Total momentum = 287500 + 1054000 = 1341500kg*m/s

To get the new velocity, we just divide the total momentum by the new total weight:

V = 1341500kg*m/s / (1360 + 575)kg = 1341500 / 1935 = 693.28m/s

Figuring out how long it traveled is a little trickier, but not too bad. We can assume that it started falling as soon as it was hit. We can also assume that it stopped moving when it hit the ground. Since the object is accelerating downward at a constant rate (9.81m/s/s due to gravity), we can use a formula to figure out how long it took for it to hit the ground;

D = Vo * T + 0.5 * A * T^2 where:

D is the object's displacement (distance traveled).
D = 2300, since the object was 2300 meters off the ground.
Vo is the original velocity.
Vo = 0, since the object has no downward movement, initially.
A is the rate of acceleration.
A = 9.81. Acceleration due to gravity on Earth is always 9.81m/s/s.
T is the time over which the acceleration occured. This is what we're trying to figure out! So...

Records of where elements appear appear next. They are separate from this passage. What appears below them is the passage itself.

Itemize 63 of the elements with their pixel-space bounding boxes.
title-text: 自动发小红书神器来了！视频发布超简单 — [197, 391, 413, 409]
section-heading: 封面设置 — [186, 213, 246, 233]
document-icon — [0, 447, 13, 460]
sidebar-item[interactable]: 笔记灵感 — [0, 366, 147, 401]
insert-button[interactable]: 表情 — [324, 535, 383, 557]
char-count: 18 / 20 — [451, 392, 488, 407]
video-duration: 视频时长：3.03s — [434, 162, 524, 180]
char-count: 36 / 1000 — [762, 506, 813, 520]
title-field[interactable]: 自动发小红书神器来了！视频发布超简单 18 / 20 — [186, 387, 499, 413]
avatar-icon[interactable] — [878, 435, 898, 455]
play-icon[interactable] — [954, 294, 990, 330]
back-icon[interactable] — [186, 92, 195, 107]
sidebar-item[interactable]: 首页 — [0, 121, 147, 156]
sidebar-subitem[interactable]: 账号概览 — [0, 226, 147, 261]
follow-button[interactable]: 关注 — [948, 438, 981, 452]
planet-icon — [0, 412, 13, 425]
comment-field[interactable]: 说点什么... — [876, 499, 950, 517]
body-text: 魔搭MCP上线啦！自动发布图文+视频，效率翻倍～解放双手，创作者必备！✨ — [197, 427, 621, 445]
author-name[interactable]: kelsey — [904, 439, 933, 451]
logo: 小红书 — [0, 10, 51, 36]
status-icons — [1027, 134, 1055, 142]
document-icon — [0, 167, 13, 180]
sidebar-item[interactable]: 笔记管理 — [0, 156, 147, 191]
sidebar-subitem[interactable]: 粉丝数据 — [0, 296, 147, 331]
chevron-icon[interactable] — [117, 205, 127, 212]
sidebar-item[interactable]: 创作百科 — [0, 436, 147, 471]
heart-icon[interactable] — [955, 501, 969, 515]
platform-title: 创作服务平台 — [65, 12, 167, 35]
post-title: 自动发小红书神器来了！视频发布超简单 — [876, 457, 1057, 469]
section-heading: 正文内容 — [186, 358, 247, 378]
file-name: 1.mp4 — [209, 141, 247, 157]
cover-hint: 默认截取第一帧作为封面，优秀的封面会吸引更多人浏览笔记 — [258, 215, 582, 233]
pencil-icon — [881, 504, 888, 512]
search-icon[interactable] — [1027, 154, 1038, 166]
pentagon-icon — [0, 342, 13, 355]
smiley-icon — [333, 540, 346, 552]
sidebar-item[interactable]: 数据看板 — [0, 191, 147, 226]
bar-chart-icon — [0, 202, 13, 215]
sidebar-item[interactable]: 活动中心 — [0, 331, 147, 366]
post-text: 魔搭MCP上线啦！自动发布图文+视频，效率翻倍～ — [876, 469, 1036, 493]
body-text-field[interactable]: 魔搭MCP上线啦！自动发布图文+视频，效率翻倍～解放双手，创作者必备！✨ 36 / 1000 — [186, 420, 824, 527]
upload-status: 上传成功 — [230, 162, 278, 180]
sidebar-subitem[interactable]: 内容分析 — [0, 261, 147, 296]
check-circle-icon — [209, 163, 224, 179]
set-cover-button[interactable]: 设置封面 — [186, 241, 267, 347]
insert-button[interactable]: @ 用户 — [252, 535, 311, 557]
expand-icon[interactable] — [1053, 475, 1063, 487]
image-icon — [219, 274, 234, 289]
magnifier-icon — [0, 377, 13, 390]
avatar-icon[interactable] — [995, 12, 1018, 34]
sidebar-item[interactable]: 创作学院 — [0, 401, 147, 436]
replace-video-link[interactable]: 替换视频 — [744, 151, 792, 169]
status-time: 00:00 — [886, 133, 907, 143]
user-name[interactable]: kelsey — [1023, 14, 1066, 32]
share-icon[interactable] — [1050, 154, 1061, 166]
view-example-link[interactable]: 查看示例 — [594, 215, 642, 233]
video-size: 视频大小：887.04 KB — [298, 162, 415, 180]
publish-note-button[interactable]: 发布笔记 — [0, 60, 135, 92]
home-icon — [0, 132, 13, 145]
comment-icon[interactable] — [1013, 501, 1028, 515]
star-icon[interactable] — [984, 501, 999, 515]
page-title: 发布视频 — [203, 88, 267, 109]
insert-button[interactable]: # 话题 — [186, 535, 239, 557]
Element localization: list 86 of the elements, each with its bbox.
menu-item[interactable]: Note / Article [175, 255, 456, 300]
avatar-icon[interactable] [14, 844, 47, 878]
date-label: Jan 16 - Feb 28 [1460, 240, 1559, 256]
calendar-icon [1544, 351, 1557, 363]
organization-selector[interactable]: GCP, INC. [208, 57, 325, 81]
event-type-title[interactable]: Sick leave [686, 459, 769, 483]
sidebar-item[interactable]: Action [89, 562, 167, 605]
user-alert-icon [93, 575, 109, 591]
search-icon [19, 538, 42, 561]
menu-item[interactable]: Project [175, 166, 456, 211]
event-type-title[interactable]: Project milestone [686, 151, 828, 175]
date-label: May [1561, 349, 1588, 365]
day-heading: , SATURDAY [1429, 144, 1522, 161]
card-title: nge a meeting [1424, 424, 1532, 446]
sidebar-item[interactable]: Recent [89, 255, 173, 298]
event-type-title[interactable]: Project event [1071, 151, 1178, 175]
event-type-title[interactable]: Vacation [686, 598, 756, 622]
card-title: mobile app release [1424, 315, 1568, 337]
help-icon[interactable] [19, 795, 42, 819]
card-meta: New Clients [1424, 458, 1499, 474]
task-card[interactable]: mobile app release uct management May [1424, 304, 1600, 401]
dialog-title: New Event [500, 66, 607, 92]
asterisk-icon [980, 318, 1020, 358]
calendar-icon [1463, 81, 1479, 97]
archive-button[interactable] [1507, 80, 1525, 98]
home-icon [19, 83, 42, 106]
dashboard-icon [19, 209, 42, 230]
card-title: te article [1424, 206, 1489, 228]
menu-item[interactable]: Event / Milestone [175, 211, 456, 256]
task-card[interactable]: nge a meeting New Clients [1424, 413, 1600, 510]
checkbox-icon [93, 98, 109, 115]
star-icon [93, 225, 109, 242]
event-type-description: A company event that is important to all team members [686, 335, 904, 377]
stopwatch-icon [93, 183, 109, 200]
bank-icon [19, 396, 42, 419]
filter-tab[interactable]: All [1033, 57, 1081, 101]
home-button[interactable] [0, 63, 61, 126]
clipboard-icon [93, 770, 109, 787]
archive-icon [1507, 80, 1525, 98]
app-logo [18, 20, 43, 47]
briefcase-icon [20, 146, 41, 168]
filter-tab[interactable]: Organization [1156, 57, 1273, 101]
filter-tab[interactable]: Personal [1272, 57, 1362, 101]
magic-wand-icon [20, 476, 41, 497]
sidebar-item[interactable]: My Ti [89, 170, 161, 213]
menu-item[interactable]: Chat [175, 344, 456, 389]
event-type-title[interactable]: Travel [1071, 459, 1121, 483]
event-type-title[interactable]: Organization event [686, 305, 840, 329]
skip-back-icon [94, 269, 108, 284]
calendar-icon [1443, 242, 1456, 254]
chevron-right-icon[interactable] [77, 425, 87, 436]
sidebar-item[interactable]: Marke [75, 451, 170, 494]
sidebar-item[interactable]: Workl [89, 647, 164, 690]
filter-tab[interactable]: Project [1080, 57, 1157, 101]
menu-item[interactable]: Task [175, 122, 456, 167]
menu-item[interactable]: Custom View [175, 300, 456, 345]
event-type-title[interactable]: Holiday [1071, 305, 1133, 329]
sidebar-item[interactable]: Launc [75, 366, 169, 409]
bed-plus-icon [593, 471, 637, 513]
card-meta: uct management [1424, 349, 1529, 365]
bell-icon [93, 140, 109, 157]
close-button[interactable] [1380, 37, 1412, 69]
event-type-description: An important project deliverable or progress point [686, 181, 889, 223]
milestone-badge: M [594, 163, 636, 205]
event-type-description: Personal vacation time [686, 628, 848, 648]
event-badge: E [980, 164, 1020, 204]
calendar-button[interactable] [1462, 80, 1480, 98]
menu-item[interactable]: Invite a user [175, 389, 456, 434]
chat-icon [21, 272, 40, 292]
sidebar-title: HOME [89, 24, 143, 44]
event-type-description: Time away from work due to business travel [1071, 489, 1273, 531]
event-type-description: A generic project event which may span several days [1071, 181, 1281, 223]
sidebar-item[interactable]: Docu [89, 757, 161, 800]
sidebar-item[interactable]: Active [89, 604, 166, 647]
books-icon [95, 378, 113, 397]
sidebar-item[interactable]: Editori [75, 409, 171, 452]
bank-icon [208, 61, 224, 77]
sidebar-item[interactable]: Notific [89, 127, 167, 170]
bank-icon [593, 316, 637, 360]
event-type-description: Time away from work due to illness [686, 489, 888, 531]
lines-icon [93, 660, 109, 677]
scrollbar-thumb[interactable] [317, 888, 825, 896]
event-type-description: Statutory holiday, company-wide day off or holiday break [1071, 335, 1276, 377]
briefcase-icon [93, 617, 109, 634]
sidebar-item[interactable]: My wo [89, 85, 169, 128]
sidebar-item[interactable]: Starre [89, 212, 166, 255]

2300 = 0 * T + 0.5 * 9.81 * T^2...simplify...
2300 = 4.905 * T^2...solve for T^2...
T^2 = 468.91...solve for T...
T = sqrt468.91 = 21.65

So, our object was in the air for 21.65 seconds. Since we already figured out it's velocity (693.28m/s), determining distance is a snap.

d = v * t, where
d is distance, v is velocity, and t is time.

D = 693.28m/s * 21.65s = 15009.5 meters = 15.0095 kilometers.

Hope this helped!

EDIT #2:
I could be wrong, but I think you're getting confused at the end of your equation. d=v*t is correct to determine how far the rocket traveled, but you have to figure out "t" before you can figure out "d". For this equation, saying d=v*t is the same as saying, "The distance traveled by the object is equal to 693.28m/s multiplied by the amount of time that it takes for the object to hit the ground." You have to figure out how long it took to hit the ground.

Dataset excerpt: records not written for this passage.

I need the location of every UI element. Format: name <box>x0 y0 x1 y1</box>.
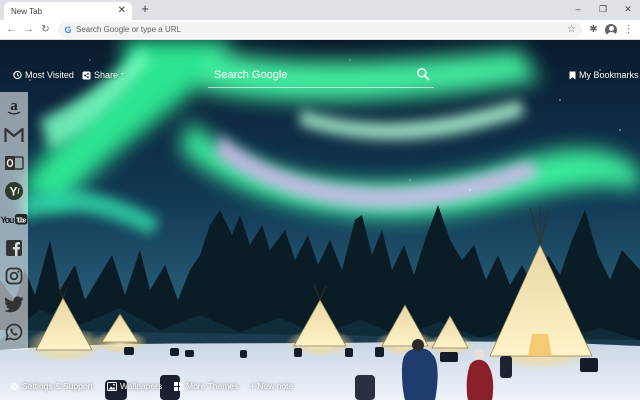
sidebar-item-facebook[interactable] <box>3 237 25 259</box>
omnibox-placeholder: Search Google or type a URL <box>76 25 181 34</box>
tab-new-tab[interactable]: New Tab ✕ <box>4 2 132 20</box>
sidebar-item-whatsapp[interactable] <box>3 321 25 343</box>
gmail-icon <box>4 127 24 142</box>
minimize-button[interactable]: – <box>568 2 588 16</box>
shortcuts-sidebar: a Y / You Tube <box>0 92 28 350</box>
twitter-icon <box>4 296 24 313</box>
forward-button[interactable]: → <box>22 23 35 36</box>
share-icon <box>82 71 91 79</box>
share-link[interactable]: Share + <box>82 70 125 80</box>
search-box <box>208 62 434 88</box>
bookmark-star-icon[interactable]: ☆ <box>567 24 576 36</box>
wallpaper <box>0 40 640 400</box>
share-label: Share <box>94 70 119 80</box>
profile-avatar-icon[interactable] <box>605 24 617 36</box>
new-tab-button[interactable]: + <box>138 2 152 16</box>
amazon-icon: a <box>7 98 21 115</box>
sidebar-item-instagram[interactable] <box>3 265 25 287</box>
sidebar-item-amazon[interactable]: a <box>3 96 25 118</box>
svg-text:Tube: Tube <box>16 218 27 225</box>
bookmark-icon <box>569 71 576 79</box>
sidebar-item-youtube[interactable]: You Tube <box>0 208 28 230</box>
svg-text:You: You <box>1 215 15 225</box>
wallpapers-link[interactable]: Wallpapers <box>107 381 162 391</box>
more-themes-label: More Themes <box>186 381 239 391</box>
close-icon[interactable]: ✕ <box>118 6 126 16</box>
instagram-icon <box>5 267 23 285</box>
settings-support-label: Settings & Support <box>22 381 93 391</box>
facebook-icon <box>6 240 22 256</box>
back-button[interactable]: ← <box>5 23 18 36</box>
most-visited-label: Most Visited <box>25 70 74 80</box>
gear-icon <box>10 382 19 390</box>
more-themes-link[interactable]: More Themes <box>174 381 238 391</box>
search-icon[interactable] <box>416 67 430 81</box>
new-note-label: + New note <box>250 381 294 391</box>
reload-button[interactable]: ↻ <box>39 23 52 36</box>
history-icon <box>12 70 22 80</box>
my-bookmarks-label: My Bookmarks <box>579 70 639 80</box>
sidebar-item-gmail[interactable] <box>3 124 25 146</box>
settings-support-link[interactable]: Settings & Support <box>10 381 93 391</box>
new-note-link[interactable]: + New note <box>250 381 293 391</box>
restore-button[interactable]: ❐ <box>593 2 613 16</box>
tab-title: New Tab <box>11 6 42 16</box>
most-visited-link[interactable]: Most Visited <box>12 70 74 80</box>
sidebar-item-outlook[interactable] <box>3 152 25 174</box>
wallpapers-label: Wallpapers <box>120 381 163 391</box>
omnibox[interactable]: G Search Google or type a URL ☆ <box>58 22 582 38</box>
share-superscript: + <box>121 72 125 78</box>
svg-text:Y: Y <box>9 185 17 199</box>
extensions-icon[interactable]: ✱ <box>587 23 600 36</box>
close-window-button[interactable]: ✕ <box>618 2 638 16</box>
grid-icon <box>174 381 183 391</box>
google-icon: G <box>64 25 72 35</box>
browser-toolbar: ← → ↻ G Search Google or type a URL ☆ ✱ … <box>0 20 640 40</box>
my-bookmarks-link[interactable]: My Bookmarks <box>569 70 639 80</box>
search-input[interactable] <box>214 66 410 84</box>
sidebar-item-twitter[interactable] <box>3 293 25 315</box>
yahoo-icon: Y / <box>5 182 23 200</box>
tab-strip: New Tab ✕ + – ❐ ✕ <box>0 0 640 20</box>
sidebar-item-yahoo[interactable]: Y / <box>3 180 25 202</box>
outlook-icon <box>5 156 24 170</box>
youtube-icon: You Tube <box>1 214 28 225</box>
menu-icon[interactable]: ⋮ <box>622 23 635 36</box>
image-icon <box>107 381 117 391</box>
whatsapp-icon <box>5 323 23 341</box>
aurora-wallpaper-image <box>0 40 640 400</box>
svg-text:a: a <box>10 98 18 114</box>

You're correct in using (d=Vit + 1/2at^2), but you're using it in the wrong way. We use that equation to determine how long it takes for the object to hit the ground from the height that it was at when the collision occured. Remember, for this equation, we're only concerned about the object's vertical movement, moving DOWNWARD towards the earth. For all intents and purposes, this equation would be the same for any object dropped from the same height.

d = 2300, since that is the altitude from which it began its fall DOWNWARD
Vi = 0, because that object had no DOWNWARD velocity when it began to fall
a=9.81 (or 9.8 if you like), the acceleration DOWNWARD due to gravity

So...
2300 = 0t + 1/2 * 9.8t^2
Since "0t" is equal to 0, we can eliminate it by subtracting 0 from each side...
2300 = 1/2 * 9.8t^2
Multiply both sides by 2...
4600 = 9.8t^2
Divide both sides by 9.8...
469.39 = t^2
Take the square root of both sides
21.67 = t

So, the object traveled for 21.67 seconds before hitting the ground. (This is a little different from the answer above because we used 9.8 for acceleration instead of 9.81.) Since it traveled at a HORIZONTAL velocity of 693.28m/s for 21.67sec, it traveled 15023.38 meters, or 15.023 km.

The important thing is not to get the horizontal velocity confused with the vertical velocity. Remember, speed is just a quantity, but velocity is a vector. It must have both a speed AND a direction.

Feel free to email me through my profile if you want to.

Answer 4

Let v=500m/s(1*i+0*j) – velocity vector of the plane!
Let u=775m/s(0*i+1*j) – velocity vector of missile!
Momentum conservation law: M*v+m*u=(M+m)*w, being M=575kg, m=1360kg, w is their velocity vector after impact to be found.
Falling from height h=2300m they hit our heads in t seconds, i.e. h=g*t^2/2, g=9.8m/s^2.
So t=sqrt(2h/g), while during time t they go on flying with velocity of w // to the ground.
If S is their path vector from impact point, then S=w*t, thus
S=Sx*i+Sy*j=((M*v+m*u)/(M+m))*sqrt(2h/g)
abs(S)=sqrt(Sx*Sx+Sy*Sy), a=atan(Sy/Sx) – don’t be a lazy boy & do calc ur self please!
OK?

Answer 5

11.842 km

15.257 deg N of E